The recently appointed FA chief, Mark Palios, has made some impressive noises. He has talked of new levels of discipline, of a need for the entire game to take a long and lingering look in the mirror. But so far it has mostly been talk. The Ferdinand case has been handled not like a basic challenge to football authority but a parcel bomb. In Bolton over the next 48 hours we will see whether or not there is true resolve to do more than a little window-dressing.
No doubt the defence will home in on past FA leniency, citing the case of Manchester City's Christian Negouai, who was fined after having his offence treated confidentially. One obvious response is that the Ferdinand incident presented a special difficulty in view of the imminence of England's European Championship qualifier with Turkey and the possibility that the playing of someone guilty of failing to take a test might lead to a retrospective challenge from the Turks. There are two other factors. It would have been plain wrong to have played him and the problem of confidentiality has to be seen in the light of the fact that Ferdinand's own agent was in discussions with the media before any FA announcement was made.
Beyond the details is the reality that won't go away. The new regime at the FA has declared war on football indiscipline and have on their books a little item listed as rule 3.5, which says, without a scintilla of ambiguity, "If a player fails or refuses to provide a sample he will be deemed to have committed an offence ... club officials should make every effort to inform the player of his obligation." The maximum ban for a first offender is two years.
It means that Ferdinand is not really on trial; he is up for sentencing. Guilt or innocence is not the issue. Ferdinand was guilty the moment he drove away from United's training ground, leaving three team-mates to submit to testing as ordered. No one, not Ronald Thwaites QC, nor even a combination of the late Clarence Darrow and George Carmen, could dispute these essential facts.
The fact that Fifa, the world governing body, not famous as a repository of natural justice and procedural perfection, has been banging the drum for stern punishment is an additional pressure on the FA, but it should not be a decisive one. If it is to exert any real influence for good on a game which has lost sight of so many of its responsibilities, the FA must generate its own values and authority.
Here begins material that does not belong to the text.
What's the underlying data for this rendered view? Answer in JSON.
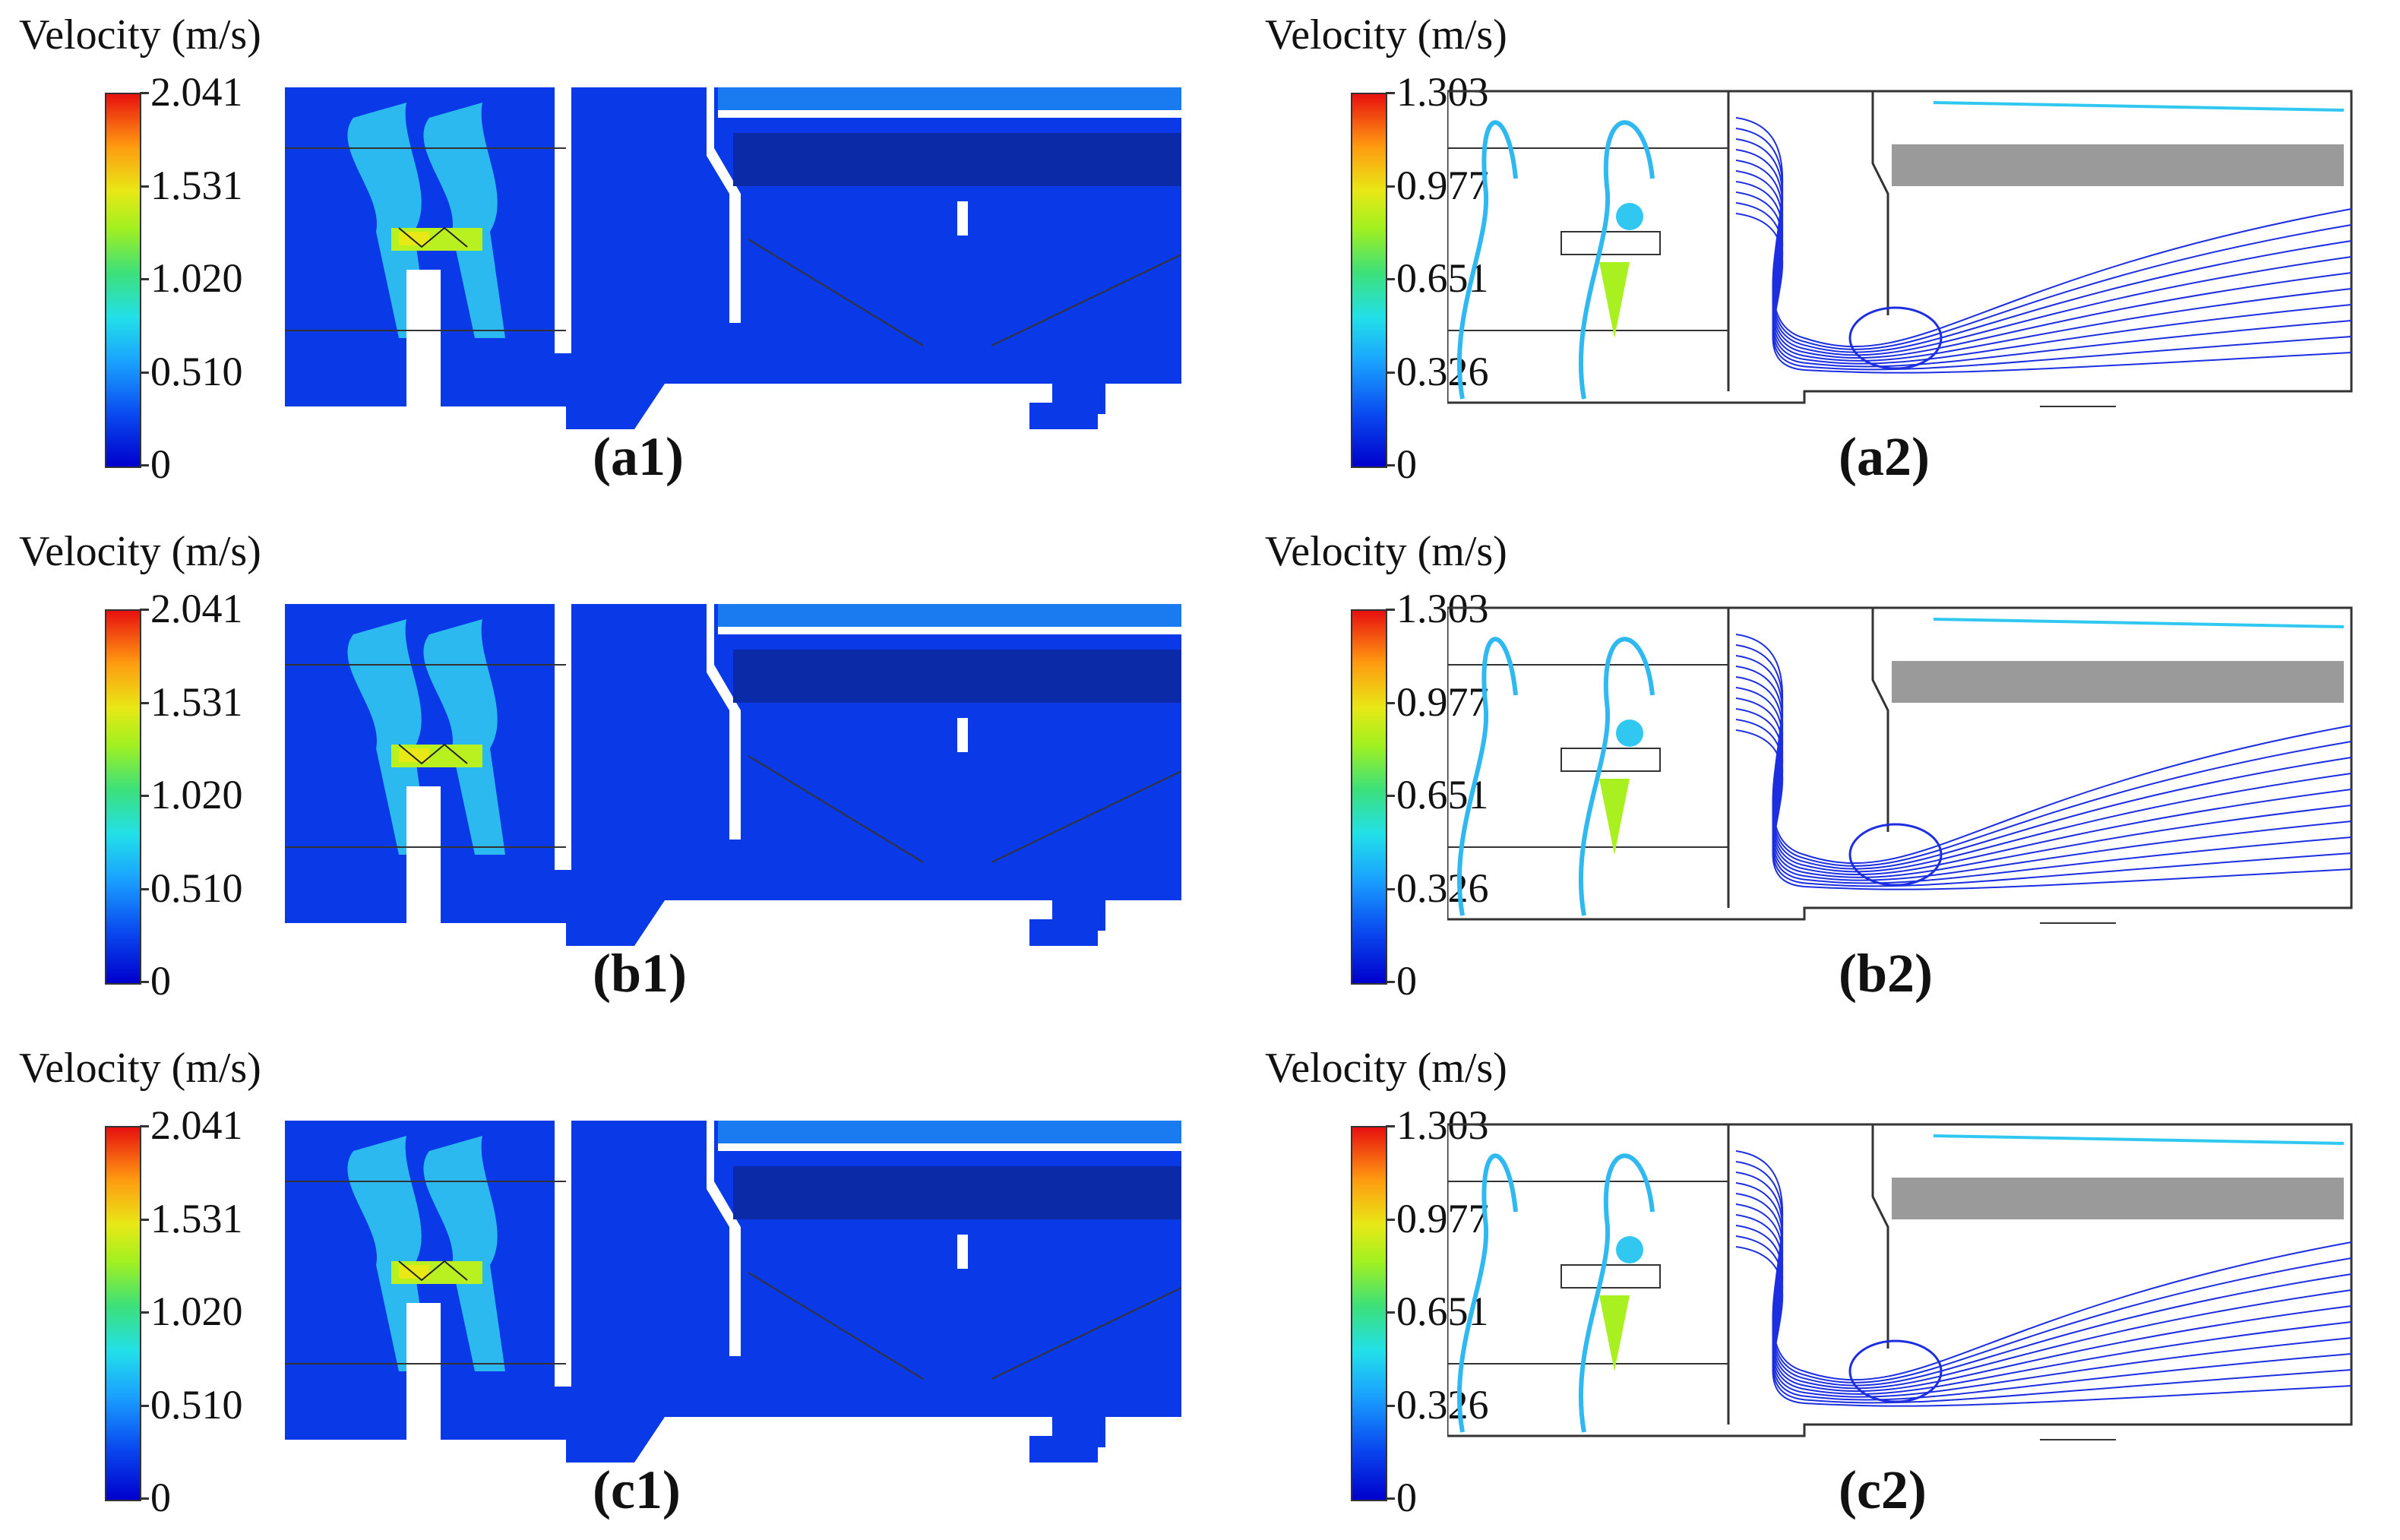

It must see this issue, while sentencing Ferdinand strictly according to the circumstances of his case, as part of a much wider problem.
The FA must understand that the minor sentences it inflicted on Arsenal for the outrageous behaviour of their players at Old Trafford a few months ago represented a first serious failure of will. Maybe it was reward for Arsenal's decision to overrule Arsène Wenger's outrageous instinct to defend that behaviour, after branding Ruud van Nistelrooy a cheat for backing away from a lunge by Patrick Vieira, but not even the abject apologies of the club could disperse disgust over the lightness of their punishment.
Naturally, Manchester United have mounted an immense defence of the erring Ferdinand. He is a valuable asset and the rule in football is that the more power you have the more you exert it. You never hold up your hands and say your position cannot be defended. You say that rules are fine as long as they don't put you at a disadvantage. You live for the day and scrap for any edge you can achieve. Meanwhile, the game in which you have waxed rich goes to the dogs.
The expectation is that Ferdinand will be banned for three months. United will argue for less - a properly disciplined sport would demand more. What isn't in question is who is in the dock these next two days. It is not a multi-millionaire young player who has behaved, at best, with great stupidity. It is all that is gutless and unprincipled in English football.